Mouthfeel: The body is nice and thin, moderate carbonation that goes down smooth.
Taste: This is where the beer got interesting for me. On first impression you think hefe but after your first sip you instantly think Berliner Weisse. There is a definite lactic presence in this one but not overly so.
Overall: Although Berliner Weisse comes to mind while drinking this it has much more complexity in all arenas. This beer weighs in at 6.5% ABV but drinks as though it were much lower. This would be a great intro to sours for the uninitiated as well as something enjoyed as an easy thirst quencher on a hot day.

Introduction

Hi, I'd like to take a minute to introduce myself and the future of this blog. First off my name is Rob and I am an avid home brewer. I am also a family man and a passionate home cook. The purpose of this blog, like many others, is more of a self record. If it helps out and informs others then all the better. You will see post of my brewing exploits, home cooking adventures and perhaps a little about myself and family.
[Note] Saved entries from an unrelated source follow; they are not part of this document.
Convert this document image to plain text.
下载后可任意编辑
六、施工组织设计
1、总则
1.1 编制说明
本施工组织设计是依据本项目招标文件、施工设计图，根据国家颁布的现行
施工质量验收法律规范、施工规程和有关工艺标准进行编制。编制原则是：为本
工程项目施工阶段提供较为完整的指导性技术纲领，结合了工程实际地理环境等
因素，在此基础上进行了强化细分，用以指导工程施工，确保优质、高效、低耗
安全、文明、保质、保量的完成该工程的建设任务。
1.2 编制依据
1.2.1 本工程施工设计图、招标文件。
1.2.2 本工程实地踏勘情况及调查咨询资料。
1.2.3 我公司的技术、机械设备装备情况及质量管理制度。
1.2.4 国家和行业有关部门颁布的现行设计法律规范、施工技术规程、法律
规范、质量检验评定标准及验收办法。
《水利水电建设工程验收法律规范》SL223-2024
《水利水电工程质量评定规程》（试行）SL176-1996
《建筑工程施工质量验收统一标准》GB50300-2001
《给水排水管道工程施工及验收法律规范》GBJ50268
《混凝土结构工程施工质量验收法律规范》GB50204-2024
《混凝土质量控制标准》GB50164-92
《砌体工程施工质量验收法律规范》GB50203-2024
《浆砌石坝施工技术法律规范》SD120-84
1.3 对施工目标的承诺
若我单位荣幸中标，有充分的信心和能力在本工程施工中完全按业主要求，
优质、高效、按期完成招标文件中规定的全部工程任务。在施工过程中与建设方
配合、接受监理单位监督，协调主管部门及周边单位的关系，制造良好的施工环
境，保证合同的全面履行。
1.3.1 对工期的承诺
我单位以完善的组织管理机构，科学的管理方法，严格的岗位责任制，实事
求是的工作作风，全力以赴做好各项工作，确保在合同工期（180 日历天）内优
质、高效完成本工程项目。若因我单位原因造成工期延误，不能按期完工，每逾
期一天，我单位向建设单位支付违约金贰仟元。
I've been brewing since January of 2010 and started with extract and specialty grains. My first batch was an ESB recipe picked up from my local home brew store. In retrospect the experience was a disaster. No real instructions and no one to show me the ropes. I put the grains in the sack, brought it up to the boil, left the grains in the brew pot, added the malt extract and continued the boil adding the hops as called for. I let it ferment at room temp and stuck to the primary for X number of days then transfer to secondary. I recall the gravity not being where "it was suppose to be" so I topped off with water. When I figured it was time to bottle my capper crapped out on me and luckily I had some swing top bottles on hand. The resulting brew was a cloudy, protein floaty, over carbonated mess. I had all but given up just with the brew day struggles. But it was just good enough to make me want to try it again.

Since then I have made the switch from extract to all grain brewer. I'm glad I went with the extract and grains to get the hang of the fermentation and boil functions first. But being the control freak that I am when it comes to food and flavors I am glad I transitioned to all grain. To me all grain brewing gives me a sense of greater understanding and control over the brewing process. I know for a fact that great beer can be made with extract. Every brewer transitions in their own way to a style that works best for them. You may see me transition a little more from post to post!

I enjoy brewing a variety of styles. I tend to favor farmhouse ales, malty brown ales, wheat beers, sours and wild brews. Don't get me wrong, I like to brew other styles too. I like to brew things that will stand the test of time as well. I love IPA's and hop forward beers, but I just don't tend to go through the whole batch while it's at it's peak. I like to play with "wild" brewing, brettanomyces and the like. I feel these yeast strains add great complexity and make beers with long term aging potential. The whole evolution of a "living" beer is a beautiful thing in my eyes. Today it's hoppy, tomorrow it's fruity, the next it's funky!

I truly hope that this turns into a positive experience that we can all walk away with something gained. Cheers!